Early Years Foundation Stage
Early Years Foundation Stage teachers plan learning following the Primary Knowledge Curriculum and will learn about a variety of religious and cultural festivals and celebrations, special people and special places and begin to link them to their own area, their own experiences and those of others.
Key Stage One
Key stage one and key stage two teachers plan learning following the Cambridgeshire Agreed Syllabus for Religious Education. After liaising with the Ely Diocese, the scheme was adapted so that pupils learn core knowledge from a range of religions and worldviews. Progressively, pupils build knowledge linked to prior learning and are encouraged to reflect on their own relationship to their learning in order to help them begin to understand their own identities and values.

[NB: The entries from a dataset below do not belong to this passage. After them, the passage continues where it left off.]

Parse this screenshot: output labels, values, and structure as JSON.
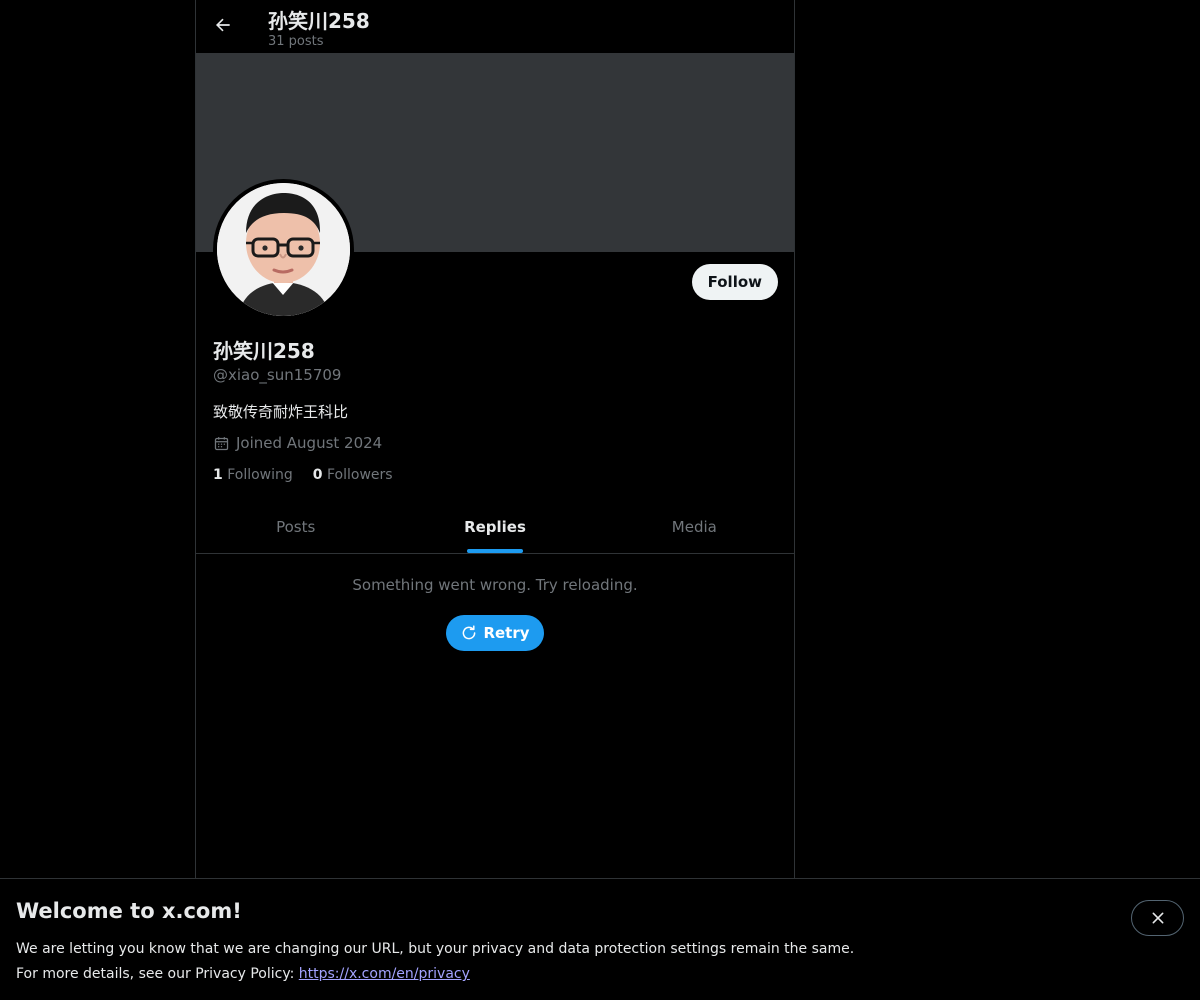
{
  "header": {
    "title": "孙笑川258",
    "post_count": "31 posts"
  },
  "profile": {
    "display_name": "孙笑川258",
    "handle": "@xiao_sun15709",
    "bio": "致敬传奇耐炸王科比",
    "joined": "Joined August 2024",
    "following_count": "1",
    "following_label": "Following",
    "followers_count": "0",
    "followers_label": "Followers",
    "follow_label": "Follow"
  },
  "tabs": [
    {
      "label": "Posts",
      "active": false
    },
    {
      "label": "Replies",
      "active": true
    },
    {
      "label": "Media",
      "active": false
    }
  ],
  "feed": {
    "error_message": "Something went wrong. Try reloading.",
    "retry_label": "Retry"
  },
  "notice": {
    "title": "Welcome to x.com!",
    "line1": "We are letting you know that we are changing our URL, but your privacy and data protection settings remain the same.",
    "line2_prefix": "For more details, see our Privacy Policy:",
    "link": "https://x.com/en/privacy"
  },
  "colors": {
    "accent": "#1d9bf0",
    "background": "#000000",
    "banner": "#333639",
    "muted_text": "#71767b"
  },
  "icons": {
    "back": "arrow-left-icon",
    "calendar": "calendar-icon",
    "retry": "refresh-icon",
    "close": "close-icon"
  }
}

Children learn to recall and name different beliefs, practices and artefacts, including festivals, worships, stories, rituals and ways of life, in order to find out about the meanings behind them.
Children study Christianity, Judaism, Sikhism and Islam in Key Stage 1. During this they learn about different beliefs and celebrations to discover their importance. Children examine special places like the Church, the Mosque and the Synagogue. This can involve planned educational visits.
Children learn to retell and suggest meanings to some religious and moral stories, exploring and discussing sacred writings and sources of wisdom and recognising the traditions from which they come. Children look at a variety of stories and talk about their importance.
Key Stage Two
During this key stage, pupils are taught the knowledge, skills and understanding through deeper enquiry into known religions and in Year 6, encounter secular world views. Pupils in Year 5 and Year 6 consider the impact of beliefs and practices in greater detail and respond to more philosophical questions.
Children build on their KS1 learning about Christianity, Judaism, Sikhism and Islam in Key Stage 2 and, in addition, learn about Buddhism, Hinduism and Humanism. Children learn to describe and make connections between different features of the religions and worldwide views they study, discovering more about celebrations, worship, pilgrimages and the rituals which mark important points in life, in order to reflect on their significance.
Children learn describe and understand links between stories and other aspects of the communities they are investigation, responding thoughtfully to a range of sources of wisdom and to beliefs and teaching that arise from them in different communities.
At the Isle of Ely Primary School, we envision the RE curriculum impacting the pupils in the following ways:
- extend their knowledge and understanding of religions and beliefs
- develop a religious vocabulary and interpret religious symbolism in a variety of forms
- reflect on questions of meaning, offering their own thoughtful and informed insights into religious and secular world-views
- explore ultimate questions of beliefs and values in relation to a range of contemporary issues in an ever-changing society
By the end of each key stage, pupils are expected to know, understand and apply skills related to the two attainment targets and learning themes embedded with the Cambridgeshire Agreed Syllabus. This will be demonstrated through conversations with the children and in their written work.